6. Comparative Perspectives and Network-Specific Considerations
CO impacts are fundamentally distinct from infector-omission (IO) scenarios. IO, corresponding to node removal and trajectory loss, precipitates abrupt increases in outbreak size and network diameter at low omission rates—essentially unveiling long, hidden chains whose detection would otherwise have severed ongoing transmission. In contrast, CO, whether selective or uniform, produces incremental burden-by-reduction of local containment, but does not fundamentally alter superspreading potential (the out-degree distribution remains fat-tailed under all tested omission intensities). Lower-density or smaller cities (e.g., Busan) exhibit milder amplification in both peak and diameter metrics under equivalent CO, suggesting heterogeneous resilience to information loss across network contexts. This suggests that robust CT system design should align tolerances for CO with spatial network properties and available public-health resources (Chae et al., 21 Jan 2026).

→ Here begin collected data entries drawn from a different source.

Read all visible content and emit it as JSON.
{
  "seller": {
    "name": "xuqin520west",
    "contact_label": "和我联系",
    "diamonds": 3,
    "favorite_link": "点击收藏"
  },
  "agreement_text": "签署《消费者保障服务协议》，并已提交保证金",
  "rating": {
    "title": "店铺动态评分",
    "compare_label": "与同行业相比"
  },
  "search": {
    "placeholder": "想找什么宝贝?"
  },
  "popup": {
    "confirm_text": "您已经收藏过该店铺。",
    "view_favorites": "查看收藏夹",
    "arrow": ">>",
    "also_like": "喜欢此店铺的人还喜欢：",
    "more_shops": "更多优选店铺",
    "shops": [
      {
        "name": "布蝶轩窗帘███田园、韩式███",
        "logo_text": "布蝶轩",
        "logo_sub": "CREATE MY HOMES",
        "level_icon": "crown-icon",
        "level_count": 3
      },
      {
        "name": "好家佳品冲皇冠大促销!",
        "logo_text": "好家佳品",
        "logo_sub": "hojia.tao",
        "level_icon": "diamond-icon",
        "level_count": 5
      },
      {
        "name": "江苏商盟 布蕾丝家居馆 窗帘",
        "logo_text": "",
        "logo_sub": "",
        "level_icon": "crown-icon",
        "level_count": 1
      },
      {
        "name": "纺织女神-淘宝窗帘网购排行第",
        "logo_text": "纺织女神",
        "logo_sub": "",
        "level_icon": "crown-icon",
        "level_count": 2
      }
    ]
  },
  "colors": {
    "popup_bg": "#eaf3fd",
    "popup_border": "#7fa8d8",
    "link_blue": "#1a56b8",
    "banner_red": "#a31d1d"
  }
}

7. Limitations and Directions for Further Research
The context-dependence of CO impacts, especially with respect to real-world respondent behavior in CSS or local heterogeneities in social mixing and CT system performance during epidemics, constrains the generalizability of formal findings. Both frameworks assume accurate assignment of omission probabilities, but empirical estimation of these parameters remains challenging. Further research could systematically address CO in dynamic and directed networks, extend ROC-based thresholding to non-binary edge or weighted networks, and operationalize real-time structural monitoring (e.g., network diameter tracking) as part of adaptive CT deployment strategies. A plausible implication is that combining both node-level (IO) and edge-level (CO) modeling in joint frameworks may be necessary for a full accounting of information loss effects in complex networked systems.